By Kelly Sather
May 6, 2011—Each year the University of Wisconsin-River Falls recognizes one outstanding alumnus. This year, the award of Distinguished Alumnus was bestowed upon 1984 graduate Juleen Zierath.
“I was deeply honored when I read the notification. The news was incredibly unexpected. I am particularly aware of the significance of this award, since one of my own mentors, Dr. Emogene Nelson, received the Distinguished Alumnnus Award in 1982,” says Zierath.
Earning her masters degree in exercise science at Ball State University in Muncie, Ind., and her Ph.D. in physiology at the Karolinska Institutet in Stockholm, Sweden. Zierath currently works as a professor of Clinical Integrative Physiology in the Department of Molecular Medicine and Surgery Section for Integrative Physiology at the Karolinska Institutet.
“When I was an undergraduate student at UWRF, I never imagined that one day I would be a professor at a medical school, leading a group of scientists and conducting research to understand the causes and treatment of diabetes,” says Zierath.
As head of the Section of Integrative Physiology, Department of Molecular Medicine and Surgery at Karolinska Institutet, Zierath’s research focuses on cellular mechanisms underlying the development of insulin resistance in Type 2 diabetes.
Zierath helped accomplish the development of methodology for translational studies to delineate molecular mechanism for insulin resistance in Type 2 diabetic patients. Her group provided the first evidence for physiological regulation of insulin signaling pathways and revealed key steps along this pathway that are impaired in diabetic patients.
Using genetically modified experimental models of insulin resistenceresistance, she has systematically revealed the contribution of specific genes to whole body and cellular physiology. Through functional genomics, she has validated novel diabetes prevention targets.
The ultimate goal of her work is to identify and validate molecular candidates for pharmacological therapy to treat insulin resistance. By improving insulin sensitivity, it is possible to alleviate diabetic complications and improve quality of life for the diabetic patient.
“I am acutely aware that my education at UWRF laid the ground work for my future academic, administrative, and research experiences,” says Zierath.
Zierath was also awarded the Prestigious Minkowski Prize from the European Association for the Study of Diabetes, the Datta Lectureship Award for outstanding achievement in the field of biochemistry and molecular biology from the Federation of European Biochemical Society and a Distinguished Professor Award form Karolinska Institutet.
“There is a long tradition amongst the faculty and staff at UWRF to go out of their way to give students specialized attention and this really helped me feel confident to take on greater challenges in my career,” says Zierath.
Zierath has also published more than 200 original research papers and review articles.
In 2005, she was a recipient of a Future Research Leader award from the Foundation for Strategic Research.
In 2006, she was appointed to the Nobel Assembly at Karolinska Institutet and since 2008 she is member of the Nobel Committee for Physiology or Medicine. She is Chairman of the Board of Directors of the Keystone Symposia and member of the Executive Committee of the European Association for the Study of Diabetes.
Most recently she was awarded an Advanced Grant from the European Research Council, one of five awarded to Sweden in 2009.
“I had tremendous role models and mentors to turn to at UWRF that guided me through my early academic development and helped me make important choices that shaped my career,” says Zierath.
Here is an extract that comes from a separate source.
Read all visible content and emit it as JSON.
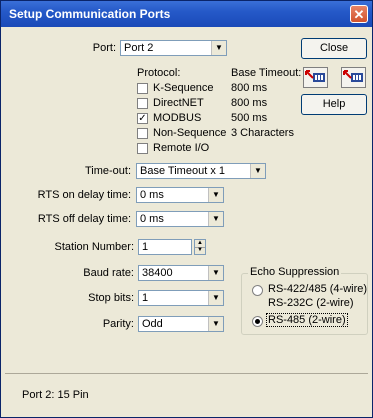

She currently holds editorial positions with several leading scientific journals in the area of endocrinology and metabolism and is currently Editor-in-Chief of Diabetologia. Her research accomplishments have been recognized at both the National and International level.
Zierath has been asked to return to UW-River Falls to accept her award as Distinguished Alumnus, at spring commencement on May 14.
“I have very fond memories of my time at UWRF and vividly remember my own graduation in 1984. Graduation is a wonderful celebration of achievement and I look forward to participate in the coming ceremony and festivities that mark this significant milestone for the graduating class of 2011 and also to salute the returning alumni from the class of 1961,” says Zierath. “In addition, I look forward to visiting with current and emeritus faculty members of the Department of Health and Human Performance, as well as a few of my classmates from my own days at UWRF.”